Off the top of my head, the only things I can remember him doing this season are taking a selfish spearing penalty that could be blamed for an ugly loss, and recently getting cut across the face with a skate. Nothing significant in offensive production or even decent play.

I honestly don't know why he's ever in the lineup at all. With so many kids in Norfolk jostling for a roster position, this team could afford to be without an otherwise pointless player.

We have our "energy" role covered by the third line and our "enforcer" role is being taken on by just about anybody on the team, most recently Patrick Maroon.

Keep the skill guys in the lineup and give us the best chance to win. Shed the dead weight.

Biggest Surprise: My friend and I started getting my roommates into hockey because, well, why not? Almost immediately one of them gravitated toward this guy because he loved the grit, energy, and at the start of the season, scoring touch he provided.

Yep, I'm talking about Dan Winnik. Who would have thought that four games into this season our newly-signed gritty, energy guy would briefly lead both the team and the entire NHL in goals?

Yeah he's not there anymore but his six goals and 13 points is nothing to scoff at. In fact he's one of eleven Ducks with at least 10 on the season. That shocking surge of depth scoring is what has vaulted this team atop the Pacific and kept them on the heels of the Chicago Blackhawks.

I've often described having Dan Winnik on your team is like going to Subway for lunch: it's not flashy or fancy, but it consistently gets the job done, you know what you're getting, and let's face it, sometimes it can actually be pretty good. And it's this kind of play that has made him an invaluable part of the Ducks this season.

And likewise I got to give a special shoutout to our youngsters for surprising me, particularly Emerson Etem, Patrick Maroon, Peter Holland, and Rickard Rakell (when he was with us). The kids have been killing it this season and Boudreau's getting everything he can out of them.

Biggest Disappointment: Our Penalty Kill. No flashy story or intro needed, our PK has been more enigmatic than a hot Russian prospect in Don Cherry's mind.

Some nights, i.e. last time out at Minnesota, the penalty killers come up HUGE, eliminating a five-minute major and holding the fort late in the game to s(t)eal the win.

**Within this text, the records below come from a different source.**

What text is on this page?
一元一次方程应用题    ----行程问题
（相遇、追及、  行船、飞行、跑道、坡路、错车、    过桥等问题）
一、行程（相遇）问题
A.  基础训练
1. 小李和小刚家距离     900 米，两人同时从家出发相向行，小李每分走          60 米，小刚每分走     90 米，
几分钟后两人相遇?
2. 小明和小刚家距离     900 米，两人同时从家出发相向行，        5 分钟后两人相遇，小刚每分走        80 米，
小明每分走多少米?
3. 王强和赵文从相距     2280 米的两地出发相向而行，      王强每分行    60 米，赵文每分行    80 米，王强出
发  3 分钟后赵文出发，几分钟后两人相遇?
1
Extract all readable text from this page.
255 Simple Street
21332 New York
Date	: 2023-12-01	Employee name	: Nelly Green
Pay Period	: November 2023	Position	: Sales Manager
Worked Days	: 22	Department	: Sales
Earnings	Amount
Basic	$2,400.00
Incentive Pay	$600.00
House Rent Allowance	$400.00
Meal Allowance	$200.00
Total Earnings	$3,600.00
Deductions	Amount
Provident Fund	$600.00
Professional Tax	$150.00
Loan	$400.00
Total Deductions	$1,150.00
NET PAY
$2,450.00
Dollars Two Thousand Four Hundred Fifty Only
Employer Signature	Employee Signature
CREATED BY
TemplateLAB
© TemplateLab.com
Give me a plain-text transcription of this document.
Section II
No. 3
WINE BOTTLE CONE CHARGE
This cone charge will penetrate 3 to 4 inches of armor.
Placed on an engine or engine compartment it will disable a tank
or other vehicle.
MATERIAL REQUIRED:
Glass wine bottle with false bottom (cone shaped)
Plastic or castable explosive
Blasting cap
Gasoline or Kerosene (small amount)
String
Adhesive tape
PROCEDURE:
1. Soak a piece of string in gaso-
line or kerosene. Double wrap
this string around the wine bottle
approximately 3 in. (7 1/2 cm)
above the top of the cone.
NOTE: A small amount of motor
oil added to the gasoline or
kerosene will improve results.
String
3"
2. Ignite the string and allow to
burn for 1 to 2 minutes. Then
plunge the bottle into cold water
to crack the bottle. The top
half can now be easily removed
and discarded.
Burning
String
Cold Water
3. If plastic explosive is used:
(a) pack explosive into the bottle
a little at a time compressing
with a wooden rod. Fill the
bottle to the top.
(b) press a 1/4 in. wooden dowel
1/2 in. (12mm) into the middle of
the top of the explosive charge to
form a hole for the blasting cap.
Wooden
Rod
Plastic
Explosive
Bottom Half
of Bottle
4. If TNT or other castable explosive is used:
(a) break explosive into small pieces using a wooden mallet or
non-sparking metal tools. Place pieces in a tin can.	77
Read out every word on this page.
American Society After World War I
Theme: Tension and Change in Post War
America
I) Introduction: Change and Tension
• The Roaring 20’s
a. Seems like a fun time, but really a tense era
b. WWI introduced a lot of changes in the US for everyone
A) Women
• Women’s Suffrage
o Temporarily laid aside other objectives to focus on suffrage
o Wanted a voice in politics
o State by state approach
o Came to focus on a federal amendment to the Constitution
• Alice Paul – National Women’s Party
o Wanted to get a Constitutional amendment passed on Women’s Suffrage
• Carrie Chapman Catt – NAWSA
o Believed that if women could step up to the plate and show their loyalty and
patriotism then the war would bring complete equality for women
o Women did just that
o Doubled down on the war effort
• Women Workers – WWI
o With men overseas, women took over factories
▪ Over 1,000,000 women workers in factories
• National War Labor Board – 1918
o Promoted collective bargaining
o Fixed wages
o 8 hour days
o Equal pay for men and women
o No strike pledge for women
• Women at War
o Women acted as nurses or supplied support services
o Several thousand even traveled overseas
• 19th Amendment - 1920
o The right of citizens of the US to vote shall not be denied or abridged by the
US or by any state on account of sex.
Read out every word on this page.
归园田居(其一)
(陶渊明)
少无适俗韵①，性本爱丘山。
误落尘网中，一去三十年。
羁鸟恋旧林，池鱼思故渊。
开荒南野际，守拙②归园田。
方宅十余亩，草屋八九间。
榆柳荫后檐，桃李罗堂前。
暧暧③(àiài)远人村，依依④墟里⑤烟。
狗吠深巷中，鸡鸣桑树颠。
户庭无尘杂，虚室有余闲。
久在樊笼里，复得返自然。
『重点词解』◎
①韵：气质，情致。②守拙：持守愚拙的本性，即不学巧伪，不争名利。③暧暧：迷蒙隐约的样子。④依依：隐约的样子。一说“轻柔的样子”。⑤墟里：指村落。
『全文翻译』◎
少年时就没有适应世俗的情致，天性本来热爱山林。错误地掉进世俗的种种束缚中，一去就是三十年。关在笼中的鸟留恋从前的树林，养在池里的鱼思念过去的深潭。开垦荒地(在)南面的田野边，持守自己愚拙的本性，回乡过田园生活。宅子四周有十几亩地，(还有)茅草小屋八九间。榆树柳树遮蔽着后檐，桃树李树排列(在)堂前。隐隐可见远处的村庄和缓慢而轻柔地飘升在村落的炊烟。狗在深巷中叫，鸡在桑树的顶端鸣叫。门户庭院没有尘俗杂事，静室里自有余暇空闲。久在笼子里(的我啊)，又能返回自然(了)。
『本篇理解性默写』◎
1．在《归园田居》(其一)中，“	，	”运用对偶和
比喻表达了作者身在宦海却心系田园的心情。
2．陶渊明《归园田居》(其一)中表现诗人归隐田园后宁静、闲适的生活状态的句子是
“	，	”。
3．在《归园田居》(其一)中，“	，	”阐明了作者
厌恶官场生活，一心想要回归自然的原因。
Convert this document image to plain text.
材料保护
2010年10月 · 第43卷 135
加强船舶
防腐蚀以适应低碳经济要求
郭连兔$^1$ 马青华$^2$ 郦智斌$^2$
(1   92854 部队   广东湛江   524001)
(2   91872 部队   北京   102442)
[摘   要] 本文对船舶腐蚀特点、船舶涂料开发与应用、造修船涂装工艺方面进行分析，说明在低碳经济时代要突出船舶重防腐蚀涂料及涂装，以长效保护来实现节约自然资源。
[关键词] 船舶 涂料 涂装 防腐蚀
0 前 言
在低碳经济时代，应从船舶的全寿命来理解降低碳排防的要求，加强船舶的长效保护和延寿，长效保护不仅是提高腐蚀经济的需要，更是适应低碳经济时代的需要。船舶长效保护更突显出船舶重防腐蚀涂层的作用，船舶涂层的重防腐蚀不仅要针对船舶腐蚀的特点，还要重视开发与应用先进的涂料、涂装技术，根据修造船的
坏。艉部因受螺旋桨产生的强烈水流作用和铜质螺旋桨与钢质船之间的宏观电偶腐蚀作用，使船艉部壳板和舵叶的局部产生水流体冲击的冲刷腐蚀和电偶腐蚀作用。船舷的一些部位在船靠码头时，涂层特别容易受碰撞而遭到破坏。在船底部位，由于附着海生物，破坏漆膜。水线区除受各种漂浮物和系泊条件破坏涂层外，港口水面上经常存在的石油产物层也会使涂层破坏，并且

Other nights our PK is an absolute eyesore. Guys are getting lost everywhere and pucks are finding the back of our net almost for free.

And it just baffles me sometimes. I've lauded the play of guys like Emerson Etem, Saku Koivu, Andrew Cogliano, and Francios Beauchimin for their amazing prowess on the PK. And our goaltenders, whom Hazy so often says need to be the best penalty killers, have been amazing almost every game all season. Sometimes we look so rock solid that you forget there were ever problems in the first place.

Yet the Ducks can't get their PK out of the NHL's basement, currently sitting at an abysmal 77.0%. To put that into perspective, that's surrendering just over one goal every five times we go a man down.

It's not like we're getting a lot of penalties either! In fact Anaheim's the fourth-best team in the league when it comes to discipline this year, going shorthanded a mere 87 times. Yet we've surrendered 20 power play goals!

The biggest reason for my concern is this: the last 7 Stanley Cup champions all had great penalty kills in the playoffs.


Year

Team

PK%

PK Rank (playoffs)

2012

LA (barf)

92.1

T-1st

2011

Boston

84.4

6th

2010

Chicago

83.3

4th

2009

Pittsburgh

83.3

5th

2008

Detroit

85.7

4th

2007

Anaheim

86.8

8th

2006

Carolina

85.4

6th

That's the entire last CBA's term of teams with top-half PK's in the playoffs.

You have to go all the way back to the 2004 Tampa Bay Lightning to find a Stanley Cup champion that was not in the top half of the playoffs on the penalty kill. Even though they finished ranked 10th out of the 16 playoff teams, they still earned a respectable 85.5%.

I think I've proven my point: the penalty kill unit needs to shape up and find some consistency or this freight train of a team isn't going anywhere come springtime.

Fearless Prediction: Ducks keep Perry, get a 2C at deadline; sink SJ in 1st rd. First LA-ANA playoff series in semis. SoCal LITERALLY tears apart at LA/OC line.

God help me... I'm on the wrong side of that line. Damn earthquakes.